The work at Oak Ridge is a case in point. It involves the running of computational fluid dynamics (CFD) and turbulence simulations running on a mix of vector and parallel machines to deliver the first integrated, 3D, CFD-turbulence simulation of a premixed methane-air Bunsen burner flame. I know, that sounds very exciting. But when these simulations, which have never been done in this way before, help make your fuel ignition on your car work better and help you boost your gas mileage, you will have bit-twiddlers to thank for it.
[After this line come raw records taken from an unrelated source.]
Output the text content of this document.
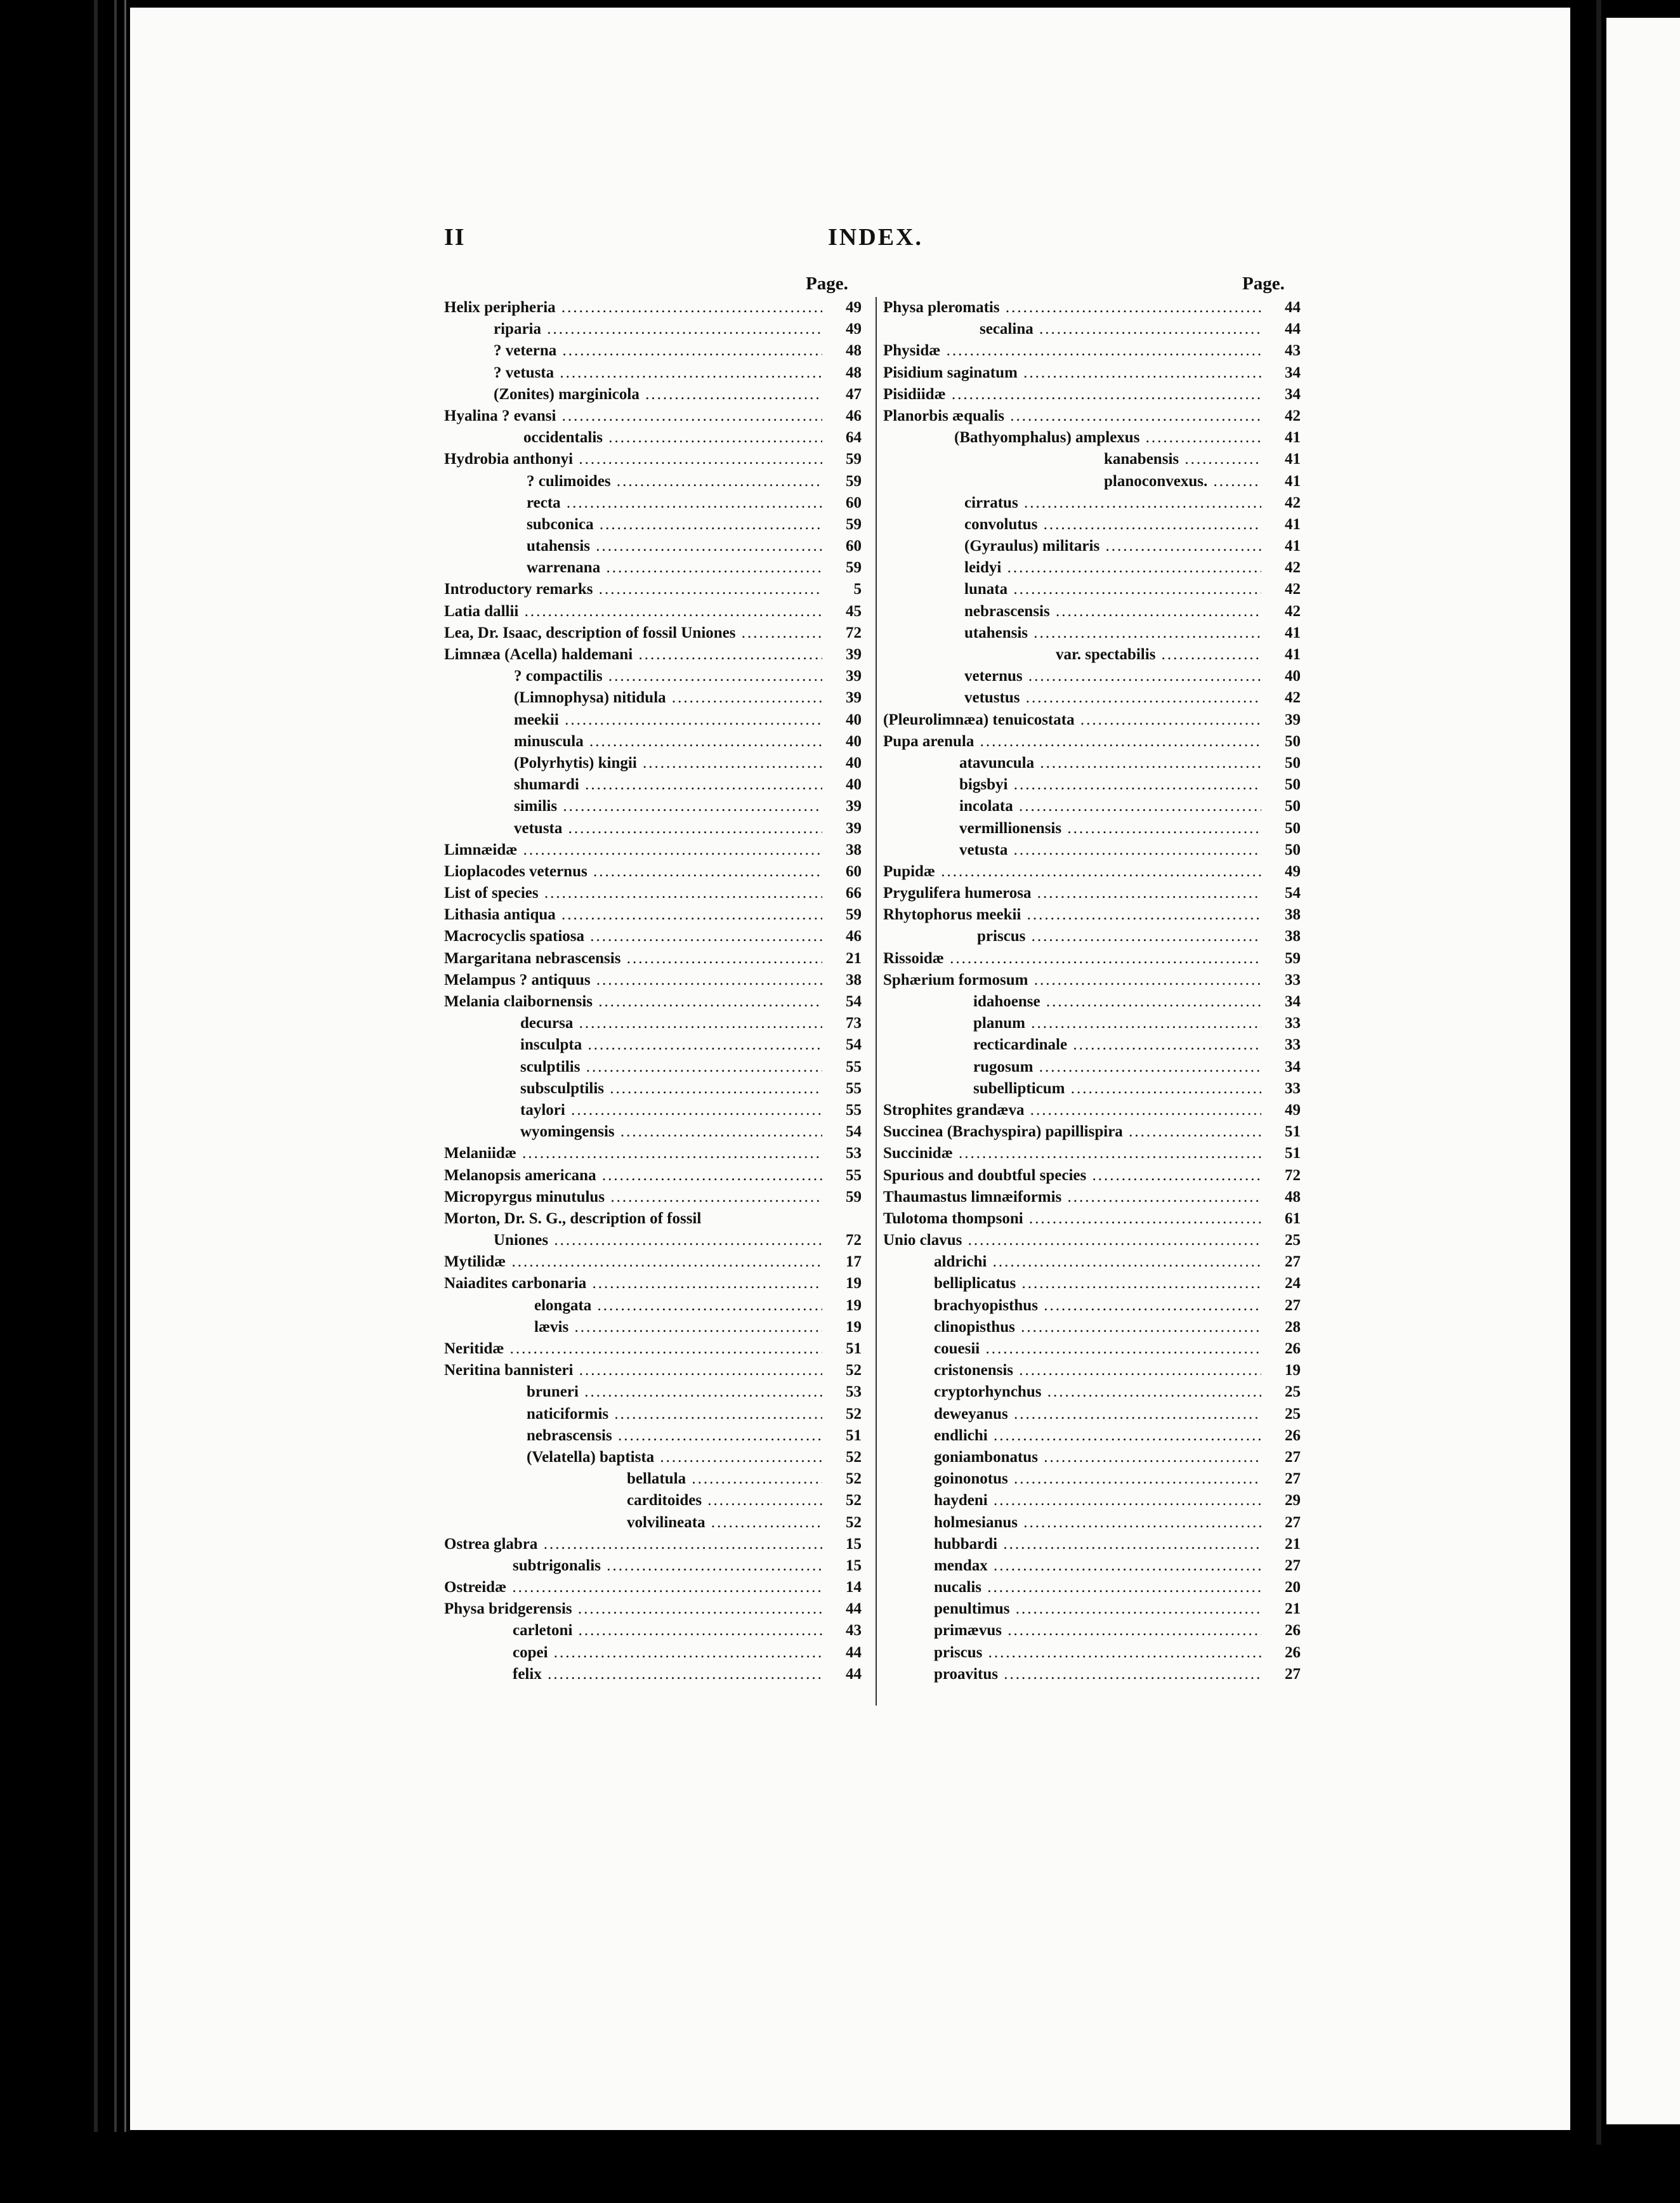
II	INDEX.
Page.	Page.
Helix peripheria .....	49
riparia .....	49
? veterna .....	48
? vetusta .....	48
(Zonites) marginicola .....	47
Hyalina ? evansi .....	46
occidentalis .....	64
Hydrobia anthonyi .....	59
? culimoides .....	59
recta .....	60
subconica .....	59
utahensis .....	60
warrenana .....	59
Introductory remarks .....	5
Latia dallii .....	45
Lea, Dr. Isaac, description of fossil Uniones .....	72
Limnæa (Acella) haldemani .....	39
? compactilis .....	39
(Limnophysa) nitidula .....	39
meekii .....	40
minuscula .....	40
(Polyrhytis) kingii .....	40
shumardi .....	40
similis .....	39
vetusta .....	39
Limnæidæ .....	38
Lioplacodes veternus .....	60
List of species .....	66
Lithasia antiqua .....	59
Macrocyclis spatiosa .....	46
Margaritana nebrascensis .....	21
Melampus ? antiquus .....	38
Melania claibornensis .....	54
decursa .....	73
insculpta .....	54
sculptilis .....	55
subsculptilis .....	55
taylori .....	55
wyomingensis .....	54
Melaniidæ .....	53
Melanopsis americana .....	55
Micropyrgus minutulus .....	59
Morton, Dr. S. G., description of fossil
Uniones .....	72
Mytilidæ .....	17
Naiadites carbonaria .....	19
elongata .....	19
lævis .....	19
Neritidæ .....	51
Neritina bannisteri .....	52
bruneri .....	53
naticiformis .....	52
nebrascensis .....	51
(Velatella) baptista .....	52
bellatula .....	52
carditoides .....	52
volvilineata .....	52
Ostrea glabra .....	15
subtrigonalis .....	15
Ostreidæ .....	14
Physa bridgerensis .....	44
carletoni .....	43
copei .....	44
felix .....	44
Physa pleromatis .....	44
secalina .....	44
Physidæ .....	43
Pisidium saginatum .....	34
Pisidiidæ .....	34
Planorbis æqualis .....	42
(Bathyomphalus) amplexus .....	41
kanabensis .....	41
planoconvexus. .....	41
cirratus .....	42
convolutus .....	41
(Gyraulus) militaris .....	41
leidyi .....	42
lunata .....	42
nebrascensis .....	42
utahensis .....	41
var. spectabilis .....	41
veternus .....	40
vetustus .....	42
(Pleurolimnæa) tenuicostata .....	39
Pupa arenula .....	50
atavuncula .....	50
bigsbyi .....	50
incolata .....	50
vermillionensis .....	50
vetusta .....	50
Pupidæ .....	49
Prygulifera humerosa .....	54
Rhytophorus meekii .....	38
priscus .....	38
Rissoidæ .....	59
Sphærium formosum .....	33
idahoense .....	34
planum .....	33
recticardinale .....	33
rugosum .....	34
subellipticum .....	33
Strophites grandæva .....	49
Succinea (Brachyspira) papillispira .....	51
Succinidæ .....	51
Spurious and doubtful species .....	72
Thaumastus limnæiformis .....	48
Tulotoma thompsoni .....	61
Unio clavus .....	25
aldrichi .....	27
belliplicatus .....	24
brachyopisthus .....	27
clinopisthus .....	28
couesii .....	26
cristonensis .....	19
cryptorhynchus .....	25
deweyanus .....	25
endlichi .....	26
goniambonatus .....	27
goinonotus .....	27
haydeni .....	29
holmesianus .....	27
hubbardi .....	21
mendax .....	27
nucalis .....	20
penultimus .....	21
primævus .....	26
priscus .....	26
proavitus .....	27
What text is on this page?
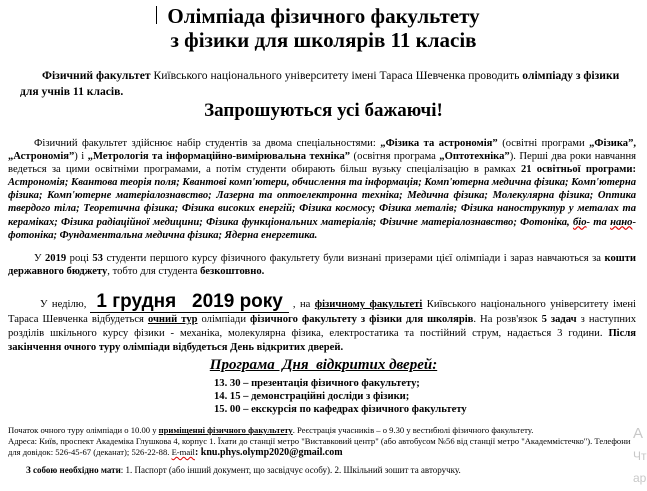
Олімпіада фізичного факультету
з фізики для школярів 11 класів

Фізичний факультет Київського національного університету імені Тараса Шевченка проводить олімпіаду з фізики для учнів 11 класів.

Запрошуються усі бажаючі!

Фізичний факультет здійснює набір студентів за двома спеціальностями: „Фізика та астрономія” (освітні програми „Фізика”, „Астрономія”) і „Метрологія та інформаційно-вимірювальна техніка” (освітня програма „Оптотехніка”). Перші два роки навчання ведеться за цими освітніми програмами, а потім студенти обирають більш вузьку спеціалізацію в рамках 21 освітньої програми: Астрономія; Квантова теорія поля; Квантові комп'ютери, обчислення та інформація; Комп'ютерна медична фізика; Комп'ютерна фізика; Комп'ютерне матеріалознавство; Лазерна та оптоелектронна техніка; Медична фізика; Молекулярна фізика; Оптика твердого тіла; Теоретична фізика; Фізика високих енергій; Фізика космосу; Фізика металів; Фізика наноструктур у металах та кераміках; Фізика радіаційної медицини; Фізика функціональних матеріалів; Фізичне матеріалознавство; Фотоніка, біо- та нано- фотоніка; Фундаментальна медична фізика; Ядерна енергетика.

У 2019 році 53 студенти першого курсу фізичного факультету були визнані призерами цієї олімпіади і зараз навчаються за кошти державного бюджету, тобто для студента безкоштовно.

У неділю, 1 грудня   2019 року , на фізичному факультеті Київського національного університету імені Тараса Шевченка відбудеться очний тур олімпіади фізичного факультету з фізики для школярів. На розв'язок 5 задач з наступних розділів шкільного курсу фізики - механіка, молекулярна фізика, електростатика та постійний струм, надається 3 години. Після закінчення очного туру олімпіади відбудеться День відкритих дверей.

Програма  Дня  відкритих дверей:
13. 30 – презентація фізичного факультету;
14. 15 – демонстраційні досліди з фізики;
15. 00 – екскурсія по кафедрах фізичного факультету

Початок очного туру олімпіади о 10.00 у приміщенні фізичного факультету. Реєстрація учасників – о 9.30 у вестибюлі фізичного факультету.

Адреса: Київ, проспект Академіка Глушкова 4, корпус 1. Їхати до станції метро "Виставковий центр" (або автобусом №56 від станції метро "Академмістечко"). Телефони для довідок: 526-45-67 (деканат); 526-22-88. E-mail: knu.phys.olymp2020@gmail.com

З собою необхідно мати: 1. Паспорт (або інший документ, що засвідчує особу). 2. Шкільний зошит та авторучку.

А
Чт
ар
Looking ahead, Cray has a few things cooking. First, the National Security Agency is wanting a kicker to its MTA machine, and sometime in 2006, a kicker dubbed "Eldorado" will be delivered as the MTA-3. What Scott did not say is that Eldorado will be a MTA machine that uses Red Storm's SeaStar interconnection scheme and cabinetry. It will literally plop four MTA processors onto a Red Storm motherboard that has been equipped with a set of four SeaStar2 interconnection processors. Just as is the case with Red Storm, the front end service and I/O nodes in the machine will run Linux, while the back-end nodes will run their own operating system and the applications. In the case of Red Storm, that back-end operating system is "Catamount," Cray's own stripped-down Linux kernel, and on the MTA machines, the back-end OS is MTX, a BSD Unix variant created by Tera. The MTA-2 had processors running at 220 MHz and scaled to 256 processors and 1 TB of shared main memory, but the Eldorado machine will be a lot larger and more powerful, with clock speeds on the MTA-3 chips boosted to 500 MHz and system scalability radically increased to 8,192 processors and 128 TB of shared main memory. The MTA-3 processors and chipsets taped out in early 2005, according to other sources, and prototype systems were expected around now. A machine with 500 to 1,000 processors was expected to be delivered to the NSA near the end of the first quarter of 2006. After being burned by chip supply problems from former partner IBM on the X1 and X1E engines, Cray has gone to Taiwan Semiconductor Manufacturing Company to fab the Eldorado processors.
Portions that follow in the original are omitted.